For the states, it’s a story of power abused—a company that built a moat around its business and used every lever available to keep it that way.
For Live Nation, it’s a story of competition misunderstood—a company that got big by being good, then got sued for it.
Marriott’s closing hammered that theme: “We are big. That is not against the law.”
He argued the states failed to prove every essential element of their case—from market definition to harm to causation. No evidence of higher prices tied to alleged conduct. No reduction in output. No decline in quality.
Instead, he said, the record shows a thriving, expanding industry—and a company competing within it.
What happens next
Now, it’s in the jury’s hands.
If they side with the states, the implications are enormous. The case could move into a remedies phase where Judge Subramanian considers structural changes, potentially including a breakup of Live Nation’s business lines. That would almost certainly trigger years of appeals and reshape the live entertainment landscape.
If they side with Live Nation, the message is just as significant—arguably more so.

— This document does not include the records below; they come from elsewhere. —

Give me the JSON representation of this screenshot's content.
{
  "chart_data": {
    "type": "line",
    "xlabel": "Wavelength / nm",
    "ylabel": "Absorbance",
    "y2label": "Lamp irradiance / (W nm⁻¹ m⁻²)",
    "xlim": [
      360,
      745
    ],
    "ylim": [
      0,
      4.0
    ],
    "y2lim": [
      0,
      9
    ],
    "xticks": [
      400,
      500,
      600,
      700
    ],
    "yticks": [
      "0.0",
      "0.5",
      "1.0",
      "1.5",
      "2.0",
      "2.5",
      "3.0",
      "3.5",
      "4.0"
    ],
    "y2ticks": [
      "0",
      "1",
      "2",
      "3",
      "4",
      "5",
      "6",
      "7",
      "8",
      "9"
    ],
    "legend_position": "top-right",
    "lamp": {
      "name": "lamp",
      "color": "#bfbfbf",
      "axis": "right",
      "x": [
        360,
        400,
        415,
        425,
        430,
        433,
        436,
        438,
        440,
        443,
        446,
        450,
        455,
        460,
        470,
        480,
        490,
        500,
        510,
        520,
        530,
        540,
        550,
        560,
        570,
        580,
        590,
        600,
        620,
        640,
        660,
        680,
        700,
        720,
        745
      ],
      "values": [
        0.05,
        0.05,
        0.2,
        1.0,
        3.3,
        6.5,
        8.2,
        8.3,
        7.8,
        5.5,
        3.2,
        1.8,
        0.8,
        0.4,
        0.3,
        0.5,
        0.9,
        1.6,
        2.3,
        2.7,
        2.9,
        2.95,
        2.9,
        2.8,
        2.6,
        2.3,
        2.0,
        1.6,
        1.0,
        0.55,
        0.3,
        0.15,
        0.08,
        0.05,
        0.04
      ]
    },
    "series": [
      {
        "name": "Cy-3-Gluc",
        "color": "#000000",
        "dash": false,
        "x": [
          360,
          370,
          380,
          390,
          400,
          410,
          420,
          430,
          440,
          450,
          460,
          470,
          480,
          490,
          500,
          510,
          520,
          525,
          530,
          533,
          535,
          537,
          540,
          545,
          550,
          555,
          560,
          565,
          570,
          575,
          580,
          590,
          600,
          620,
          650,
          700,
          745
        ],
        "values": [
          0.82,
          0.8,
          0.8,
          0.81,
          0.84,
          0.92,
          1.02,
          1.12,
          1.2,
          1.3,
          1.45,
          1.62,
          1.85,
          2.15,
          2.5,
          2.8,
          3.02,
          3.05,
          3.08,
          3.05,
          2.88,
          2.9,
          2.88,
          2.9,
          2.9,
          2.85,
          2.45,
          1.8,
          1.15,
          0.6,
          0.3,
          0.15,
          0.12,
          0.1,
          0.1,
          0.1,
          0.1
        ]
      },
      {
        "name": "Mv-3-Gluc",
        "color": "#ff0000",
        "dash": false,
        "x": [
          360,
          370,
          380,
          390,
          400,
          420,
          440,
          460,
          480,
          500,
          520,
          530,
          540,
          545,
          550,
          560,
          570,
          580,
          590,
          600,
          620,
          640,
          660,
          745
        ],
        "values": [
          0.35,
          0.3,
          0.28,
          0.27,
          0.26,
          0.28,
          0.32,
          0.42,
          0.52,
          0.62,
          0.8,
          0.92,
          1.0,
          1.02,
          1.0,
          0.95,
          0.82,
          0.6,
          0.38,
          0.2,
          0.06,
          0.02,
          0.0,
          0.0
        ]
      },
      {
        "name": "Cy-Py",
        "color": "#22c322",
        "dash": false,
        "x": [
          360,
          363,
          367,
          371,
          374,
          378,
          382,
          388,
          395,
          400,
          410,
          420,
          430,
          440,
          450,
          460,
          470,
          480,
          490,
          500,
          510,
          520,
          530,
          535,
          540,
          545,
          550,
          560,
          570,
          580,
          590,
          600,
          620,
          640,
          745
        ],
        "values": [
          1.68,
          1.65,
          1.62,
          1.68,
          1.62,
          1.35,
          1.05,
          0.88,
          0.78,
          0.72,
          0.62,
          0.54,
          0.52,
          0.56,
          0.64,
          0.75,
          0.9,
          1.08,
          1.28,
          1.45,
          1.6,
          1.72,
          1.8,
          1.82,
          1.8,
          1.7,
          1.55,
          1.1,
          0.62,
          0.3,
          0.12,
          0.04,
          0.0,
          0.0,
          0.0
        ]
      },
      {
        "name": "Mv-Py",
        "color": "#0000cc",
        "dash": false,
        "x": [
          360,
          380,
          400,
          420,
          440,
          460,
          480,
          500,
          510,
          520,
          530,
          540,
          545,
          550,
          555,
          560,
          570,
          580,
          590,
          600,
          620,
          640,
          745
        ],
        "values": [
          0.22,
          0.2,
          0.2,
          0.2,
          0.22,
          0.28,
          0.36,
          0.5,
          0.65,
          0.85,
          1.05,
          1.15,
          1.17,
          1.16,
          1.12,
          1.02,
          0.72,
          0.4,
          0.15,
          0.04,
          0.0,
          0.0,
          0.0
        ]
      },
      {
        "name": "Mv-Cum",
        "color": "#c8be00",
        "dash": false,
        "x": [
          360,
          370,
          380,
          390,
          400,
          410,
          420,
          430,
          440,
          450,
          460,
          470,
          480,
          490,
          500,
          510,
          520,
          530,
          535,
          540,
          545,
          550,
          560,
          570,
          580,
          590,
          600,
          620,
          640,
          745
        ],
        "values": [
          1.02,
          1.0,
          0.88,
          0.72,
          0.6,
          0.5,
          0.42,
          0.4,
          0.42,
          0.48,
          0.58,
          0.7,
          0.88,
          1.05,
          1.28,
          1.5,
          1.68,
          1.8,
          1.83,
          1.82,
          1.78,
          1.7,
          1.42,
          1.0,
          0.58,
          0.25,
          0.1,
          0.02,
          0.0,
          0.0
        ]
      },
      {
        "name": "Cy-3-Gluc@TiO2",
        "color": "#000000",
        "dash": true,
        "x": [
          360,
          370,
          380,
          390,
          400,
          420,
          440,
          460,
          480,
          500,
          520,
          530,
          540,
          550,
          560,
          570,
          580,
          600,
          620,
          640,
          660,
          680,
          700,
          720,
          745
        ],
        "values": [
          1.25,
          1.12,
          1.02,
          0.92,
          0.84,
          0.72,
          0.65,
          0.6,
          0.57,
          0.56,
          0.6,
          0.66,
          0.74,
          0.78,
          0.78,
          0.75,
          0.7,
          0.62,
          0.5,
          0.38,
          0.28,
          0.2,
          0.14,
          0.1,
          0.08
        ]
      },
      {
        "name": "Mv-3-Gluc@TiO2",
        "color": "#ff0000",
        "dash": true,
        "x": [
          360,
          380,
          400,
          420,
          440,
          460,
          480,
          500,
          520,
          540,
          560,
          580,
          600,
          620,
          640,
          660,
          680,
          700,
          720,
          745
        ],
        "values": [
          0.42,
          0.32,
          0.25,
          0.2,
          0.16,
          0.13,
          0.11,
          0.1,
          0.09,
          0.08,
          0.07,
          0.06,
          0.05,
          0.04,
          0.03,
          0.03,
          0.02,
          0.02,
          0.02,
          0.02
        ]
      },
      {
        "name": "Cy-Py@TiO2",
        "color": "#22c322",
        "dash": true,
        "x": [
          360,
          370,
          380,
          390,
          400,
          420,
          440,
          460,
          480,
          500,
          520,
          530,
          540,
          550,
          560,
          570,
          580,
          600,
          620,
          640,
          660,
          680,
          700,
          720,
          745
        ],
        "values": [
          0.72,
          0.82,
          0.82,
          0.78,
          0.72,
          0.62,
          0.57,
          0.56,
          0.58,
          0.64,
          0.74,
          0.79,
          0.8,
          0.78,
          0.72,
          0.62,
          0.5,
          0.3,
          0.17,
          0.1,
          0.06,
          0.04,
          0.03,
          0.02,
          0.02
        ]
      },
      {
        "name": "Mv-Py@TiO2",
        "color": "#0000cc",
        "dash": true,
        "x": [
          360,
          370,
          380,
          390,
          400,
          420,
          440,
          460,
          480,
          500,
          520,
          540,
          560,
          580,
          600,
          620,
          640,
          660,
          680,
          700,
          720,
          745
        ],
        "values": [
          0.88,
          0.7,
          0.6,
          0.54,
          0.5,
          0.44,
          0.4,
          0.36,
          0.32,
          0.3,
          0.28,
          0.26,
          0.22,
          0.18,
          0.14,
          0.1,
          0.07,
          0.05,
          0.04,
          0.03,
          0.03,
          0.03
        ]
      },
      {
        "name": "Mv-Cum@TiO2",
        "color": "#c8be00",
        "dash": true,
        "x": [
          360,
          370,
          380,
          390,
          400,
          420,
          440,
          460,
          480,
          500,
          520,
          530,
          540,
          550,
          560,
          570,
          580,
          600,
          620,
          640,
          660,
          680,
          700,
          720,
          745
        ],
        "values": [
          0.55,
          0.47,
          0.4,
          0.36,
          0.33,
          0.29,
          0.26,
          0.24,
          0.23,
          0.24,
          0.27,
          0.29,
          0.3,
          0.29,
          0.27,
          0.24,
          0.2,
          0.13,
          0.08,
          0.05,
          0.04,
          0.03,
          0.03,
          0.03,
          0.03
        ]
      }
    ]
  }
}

It would reinforce a core principle of antitrust law that often gets lost in public debate: dominance alone isn’t illegal. You have to prove that dominance was achieved or maintained through conduct that harms competition, not just competitors.
And based on the defense’s case, that’s a bar the states may not have cleared.
The bigger picture
Zoom out, and this trial is about more than one company.
It’s about how regulators—and juries—interpret scale in the modern economy. When does a successful platform become an unlawful gatekeeper? When does vertical integration become exclusion?
Live Nation’s model—spanning promotion, venues, and ticketing—isn’t unique in structure, even if it’s unmatched in scale. Competitors like AEG operate similarly. The question is whether scale plus integration equals unfair advantage—or simply reflects efficiency and investment.
After six weeks, the answer is anything but obvious.
But the jury doesn’t need to solve the philosophy of antitrust. They just need to decide one thing:
Did Live Nation break the law—or did it just win?